When asked explicitly for their preference on what kind of support they would like their provider to have in place, the vast majority, 78%, wanted some sort of help from their provider to make their decisions; just 22% were confident to do it on their own (or with help of an IFA) DCIF- Evolution not revolution
Here are the preference expressed by Ignition House’s sample group
The confidence levels hers are particularly interesting in the light of findings about how much risk people are prepared to take of their money running out.
The key finding is that there is a correlation in the proportion of people prepared to DIY and prepared to accept a lot of later life risk.
Whether there is a correlation, not just in the numbers, but in it being the same people correlating isn’t clear but I would hazard a guess that around a quarter of us are prepared to take our chances on the market and that this is the group who IFAs are targeting for wealth management.
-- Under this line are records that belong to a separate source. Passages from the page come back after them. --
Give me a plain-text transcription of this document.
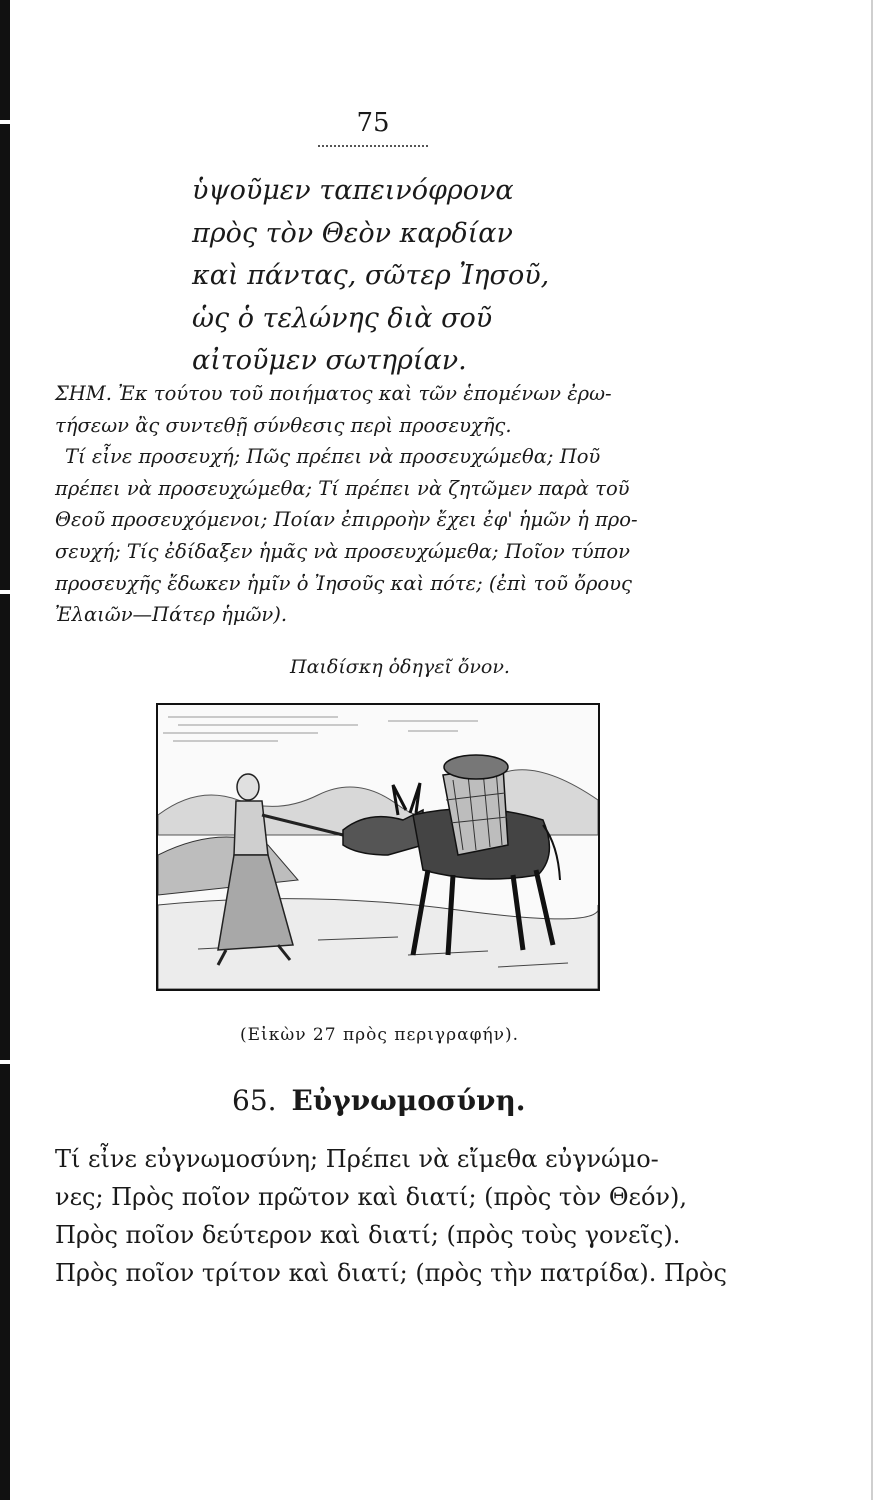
75
ὑψοῦμεν ταπεινόφρονα
πρὸς τὸν Θεὸν καρδίαν
καὶ πάντας, σῶτερ Ἰησοῦ,
ὡς ὁ τελώνης διὰ σοῦ
αἰτοῦμεν σωτηρίαν.
ΣΗΜ. Ἐκ τούτου τοῦ ποιήματος καὶ τῶν ἑπομένων ἐρω-
τήσεων ἂς συντεθῇ σύνθεσις περὶ προσευχῆς.
Τί εἶνε προσευχή; Πῶς πρέπει νὰ προσευχώμεθα; Ποῦ
πρέπει νὰ προσευχώμεθα; Τί πρέπει νὰ ζητῶμεν παρὰ τοῦ
Θεοῦ προσευχόμενοι; Ποίαν ἐπιρροὴν ἔχει ἐφ' ἡμῶν ἡ προ-
σευχή; Τίς ἐδίδαξεν ἡμᾶς νὰ προσευχώμεθα; Ποῖον τύπον
προσευχῆς ἔδωκεν ἡμῖν ὁ Ἰησοῦς καὶ πότε; (ἐπὶ τοῦ ὄρους
Ἐλαιῶν—Πάτερ ἡμῶν).
Παιδίσκη ὁδηγεῖ ὄνον.
(Εἰκὼν 27 πρὸς περιγραφήν).
65. Εὐγνωμοσύνη.
Τί εἶνε εὐγνωμοσύνη; Πρέπει νὰ εἴμεθα εὐγνώμο-
νες; Πρὸς ποῖον πρῶτον καὶ διατί; (πρὸς τὸν Θεόν),
Πρὸς ποῖον δεύτερον καὶ διατί; (πρὸς τοὺς γονεῖς).
Πρὸς ποῖον τρίτον καὶ διατί; (πρὸς τὴν πατρίδα). Πρὸς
If I’m right, then the findings are suggesting that the 75% of so who fall into the red and blue boxes are people who are prepared to hand their freedoms to the providers of their pensions (presumably because they see the job of pension providers as being to provide some kind of pension ).
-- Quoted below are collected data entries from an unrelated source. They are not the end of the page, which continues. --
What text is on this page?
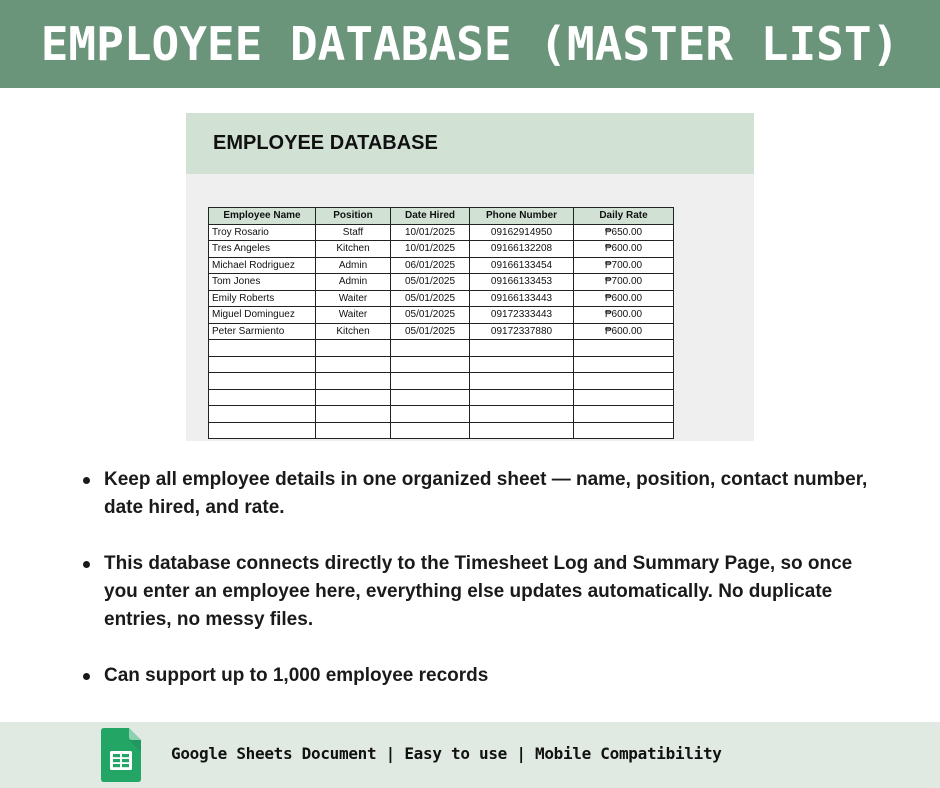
EMPLOYEE DATABASE (MASTER LIST)
EMPLOYEE DATABASE
Employee Name	Position	Date Hired	Phone Number	Daily Rate
Troy Rosario	Staff	10/01/2025	09162914950	₱650.00
Tres Angeles	Kitchen	10/01/2025	09166132208	₱600.00
Michael Rodriguez	Admin	06/01/2025	09166133454	₱700.00
Tom Jones	Admin	05/01/2025	09166133453	₱700.00
Emily Roberts	Waiter	05/01/2025	09166133443	₱600.00
Miguel Dominguez	Waiter	05/01/2025	09172333443	₱600.00
Peter Sarmiento	Kitchen	05/01/2025	09172337880	₱600.00

Keep all employee details in one organized sheet — name, position, contact number, date hired, and rate.
This database connects directly to the Timesheet Log and Summary Page, so once you enter an employee here, everything else updates automatically. No duplicate entries, no messy files.
Can support up to 1,000 employee records
Google Sheets Document | Easy to use | Mobile Compatibility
This is grist for the “collective solutions” mill but it is also a strong argument for choice architecture laid out with conviction by the providers of the pension pots. Evolution not revolution makes it clear that this is a big challenge which has yet to be met
In conclusion, it seems unwise to assume that members will just want to use drawdown to create sustainable income. Many will prefer to aim for higher income even if that means it won’t last a lifetime. But helping members understand these choices is a huge challenge made more difficult by the fact that not all will want to engage.
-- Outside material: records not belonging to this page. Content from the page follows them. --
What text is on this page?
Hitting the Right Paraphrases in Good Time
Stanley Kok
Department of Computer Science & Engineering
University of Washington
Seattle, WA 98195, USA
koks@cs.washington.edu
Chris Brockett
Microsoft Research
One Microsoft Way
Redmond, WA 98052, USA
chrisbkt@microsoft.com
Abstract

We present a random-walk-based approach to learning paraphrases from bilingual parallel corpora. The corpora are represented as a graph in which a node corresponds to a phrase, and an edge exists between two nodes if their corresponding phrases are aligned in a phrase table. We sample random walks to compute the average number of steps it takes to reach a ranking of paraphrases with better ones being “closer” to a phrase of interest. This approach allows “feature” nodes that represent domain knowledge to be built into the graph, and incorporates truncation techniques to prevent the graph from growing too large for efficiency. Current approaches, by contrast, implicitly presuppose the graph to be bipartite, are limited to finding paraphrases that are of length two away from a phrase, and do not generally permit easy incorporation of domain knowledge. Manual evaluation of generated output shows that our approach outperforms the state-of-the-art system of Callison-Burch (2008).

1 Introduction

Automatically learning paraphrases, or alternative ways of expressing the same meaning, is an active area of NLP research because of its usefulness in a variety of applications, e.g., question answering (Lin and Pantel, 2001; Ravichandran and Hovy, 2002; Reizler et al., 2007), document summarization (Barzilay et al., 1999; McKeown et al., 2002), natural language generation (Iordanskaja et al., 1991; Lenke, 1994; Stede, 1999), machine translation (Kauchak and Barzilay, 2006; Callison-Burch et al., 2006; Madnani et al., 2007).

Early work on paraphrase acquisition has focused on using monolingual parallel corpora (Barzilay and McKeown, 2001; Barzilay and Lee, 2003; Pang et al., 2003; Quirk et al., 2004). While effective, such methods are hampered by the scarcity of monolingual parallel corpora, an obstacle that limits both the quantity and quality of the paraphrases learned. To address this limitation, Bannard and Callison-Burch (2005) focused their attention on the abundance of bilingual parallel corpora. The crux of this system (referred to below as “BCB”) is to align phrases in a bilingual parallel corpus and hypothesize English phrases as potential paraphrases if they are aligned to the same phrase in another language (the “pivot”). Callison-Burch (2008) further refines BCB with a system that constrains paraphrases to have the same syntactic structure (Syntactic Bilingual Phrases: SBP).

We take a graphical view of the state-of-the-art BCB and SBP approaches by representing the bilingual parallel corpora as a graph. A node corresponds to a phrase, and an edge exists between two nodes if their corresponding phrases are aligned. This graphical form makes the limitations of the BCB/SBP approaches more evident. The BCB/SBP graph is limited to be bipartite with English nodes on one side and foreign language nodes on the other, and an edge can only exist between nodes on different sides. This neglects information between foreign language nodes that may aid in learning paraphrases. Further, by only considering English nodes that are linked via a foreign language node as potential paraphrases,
The challenge for any form of collective is to manage those people who want to have access to the steering wheel, while handing over the keys to a chauffeur.
In my opinion , this will almost certainly lead to auto-enrolment into a default decumulation strategy of some kind, if only to satisfy the societal need to protect the bulk of people from not spending or over-spending.
The introduction of investment pathways seems the first step down this road. The logical next step will be to define the most used pathways as “default” and the third step will be to get people to opt-out of these defaults. I see no return to compulsory annuitisation for those who can’t meet a minimum income guarantee.
My hunch is strengthened by this chart, again from Evolution not revolution, which shows that well over half of the people surveyed have no retirement plan, other than to roll up their money until something comes along.
The big strategic call for Government , regulators and providers is in how to respond to this demand for what the report is calling “do it for me” pensions.
Those arguing against collective decumulation can do so legitimately – by pointing to the divergence within the graphs between “what people want”. But if collective pensions can be constructed that allow people the flexibility to set their income levels and make withdrawals or even “top ups”, then I think the arguments for CDC in retirement will become much more resilient.
We have seen over the years that most people adopt a “set and go” approach to the way they participate in long term savings plans (rarely using plan features such as switching, contribution flexibility or offers of guaranteed insurability on life cover).
It’s reasonable to expect people to behave in the same way on the “way down”. Giving people the choices on how to adjust the dial in terms of income at outset may become the key to engaging people with the risks of taking too much (or too little) initial income.
But setting a default setting for the dial , being the sustainable rate at which pension can be paid, may become the key job of a pension provider.
Giving people the option of participating in the longevity pool, so they enjoy the security of knowing their income will last as long as they do, may become another key feature. If participation in the longevity pool is something you have to opt-out of, then we can expect most people to stay in – as they generally do. Opting-out of the mortality pool will become the option for the 25% who DIY, staying in the pool – will be the option for the 75% who don’t.
An interesting behavioural point here, is that those who most benefit from staying in the pool are the wealthy, we traditionally live longer, if they self-exclude, pooling benefits the rest of the retiring population more.
“Do it for me” pensions
CDC is a pretty crap brand – it doesn’t tell you anything about what you are getting and is just three bits of jargon “collective” “defined” “contribution”.
The mood music of Evolution not revolution is that people are putting off taking lifetime decisions on their pensions because the choice architecture isn’t right. People are making it clear what the choice architecture should be and clearly 75% or more people would like to have pensions done for them – albeit with some capacity to take back the wheel from time to time.
This says to me that three quarters of people do not want DIY personal pensions, they want something in which they participate, as they participate in state or traditional company pensions.
The task of those who have traditionally designed company pensions is to design something to meet this need. It doesn’t need to be called CDC – it could be called “do it for me” or something else. But the need is there and the product will surely follow.